Known for her hands-on approach to philanthropy, Ms. Lurie has also placed Africa and Asia at the heart of her work, for example, she founded the Africa Infectious Disease Village Clinics in Kenya, which she supported for 12 years, traveling there often during her tenure as director.

“The dictionary definition of philanthropy is loving and caring for humanity,” she said in a 2004 interview with The Sun-Times. “People can be philanthropists even if they never fill their checkbook. It’s about the passion you feel for those who are living in need.”
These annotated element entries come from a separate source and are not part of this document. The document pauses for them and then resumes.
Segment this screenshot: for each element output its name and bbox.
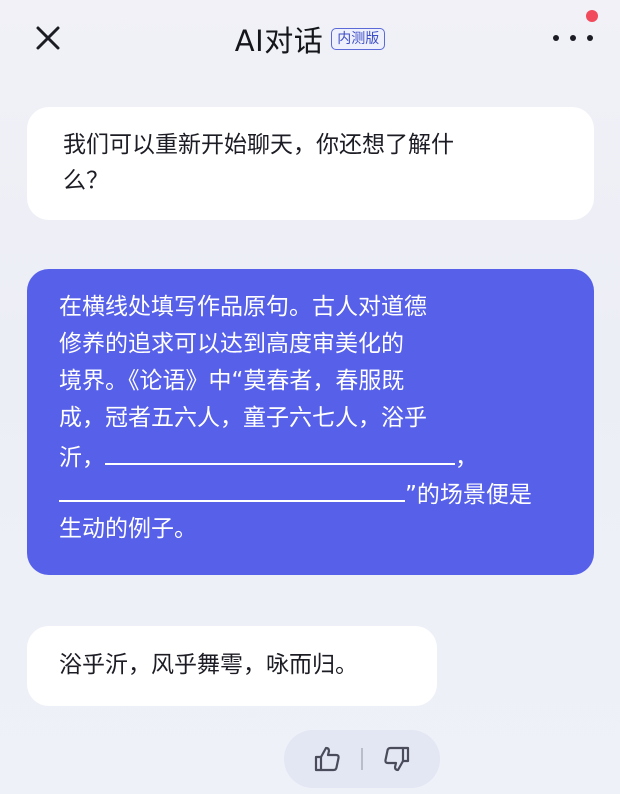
thumbs-down-icon (384, 746, 410, 772)
dislike-button[interactable] (382, 744, 412, 774)
feedback-bar (284, 730, 440, 788)
message-text-line: 成，冠者五六人，童子六七人，浴乎 (59, 405, 427, 431)
message-text-fragment: 沂， (59, 445, 105, 471)
message-text-line: 我们可以重新开始聊天，你还想了解什 (63, 132, 454, 158)
ai-message-answer: 浴乎沂，风乎舞雩，咏而归。 (27, 626, 437, 706)
notification-dot (586, 10, 598, 22)
message-text-line: 修养的追求可以达到高度审美化的 (59, 331, 404, 357)
more-options-button[interactable] (550, 10, 598, 52)
message-text-fragment: ， (455, 445, 478, 471)
message-text-line: 在横线处填写作品原句。古人对道德 (59, 294, 427, 320)
feedback-divider (361, 748, 363, 770)
thumbs-up-icon (314, 746, 340, 772)
page-title: AI对话 (234, 24, 324, 58)
message-text-fragment: ”的场景便是 (405, 482, 532, 508)
top-bar: AI对话 内测版 (0, 0, 620, 76)
like-button[interactable] (312, 744, 342, 774)
title-group: AI对话 内测版 (0, 18, 620, 60)
ai-message-greeting: 我们可以重新开始聊天，你还想了解什 么？ (27, 107, 594, 220)
message-text-line: 浴乎沂，风乎舞雩，咏而归。 (59, 652, 358, 678)
beta-badge: 内测版 (331, 28, 386, 50)
fill-blank-line (105, 437, 455, 465)
fill-blank-line (59, 474, 405, 502)
message-text-line: 么？ (63, 168, 109, 194)
user-message-question: 在横线处填写作品原句。古人对道德 修养的追求可以达到高度审美化的 境界。《论语》… (27, 269, 594, 575)
message-text-line: ”的场景便是 (59, 474, 564, 511)
message-text-line: 生动的例子。 (59, 516, 197, 542)
message-text-line: 境界。《论语》中“莫春者，春服既 (59, 368, 405, 394)
message-text-line: 沂， ， (59, 437, 564, 474)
Ms. Lurie was born on April 20, 1945. Her parents divorced when she was four, and Ann grew up as an only child in a Miami home with her mother, Marion Blue, a nurse, as well as her grandmother and an aunt.

Mrs. Lurie enrolled at the University of Florida in Gainesville to study nursing. She married an aspiring lawyer and graduated in 1966.

Her plan to join the Peace Corps was thwarted when her husband began law school. Although he came from a wealthy family, she insisted that the two live off her salary as a nurse, she later said.

The couple later settled in Fort Lauderdale, where her husband opened a law firm and Mrs. Lurie worked as a nurse at a county hospital.

“His priorities were completely different,” she told the Sun-Times, adding that her husband drove around in a Porsche his family had given him. The couple divorced in 1971, and Ms. Lurie said she “vowed to myself that I would never get involved with anyone rich again.”

Attracted by Chicago’s culture and diversity, she moved there “without knowing a soul,” as she later said, and worked as a pediatric nurse in the intensive care unit of the hospital that would later bear her name.

She met Mr. Lurie that same year in the elevator to the laundry room of her apartment building. With his long red hair tied back with a headscarf, “he looked so alternative,” Ms. Lurie said in 2004. “If he had been wearing a suit and tie, I wouldn’t have been interested at all.”

Although she had concerns when she learned of his wealth, she learned that the two came from similar backgrounds – Mr. Lurie was raised by his mother in Detroit after his father died when the boy was 11 – and shared similar values.

The couple had two children before marriage and then four more. Mr. Lurie was diagnosed with cancer in 1988.

Ms. Lurie married film editor and cinematographer Mark Muheim in 2014. He is survived by her, her six children, 16 grandchildren and her husband’s two sons.

In the 2004 interview, Ms. Lurie said she and Mr. Lurie had tried to steer their children away from a life of money and idleness. “We kept the kids grounded,” she said.

They hired only a minimum of household help. Mr. Lurie even insisted on mowing the lawn and clearing the driveway himself. “He loved that lifestyle,” Mrs. Lurie said, “and so did I.”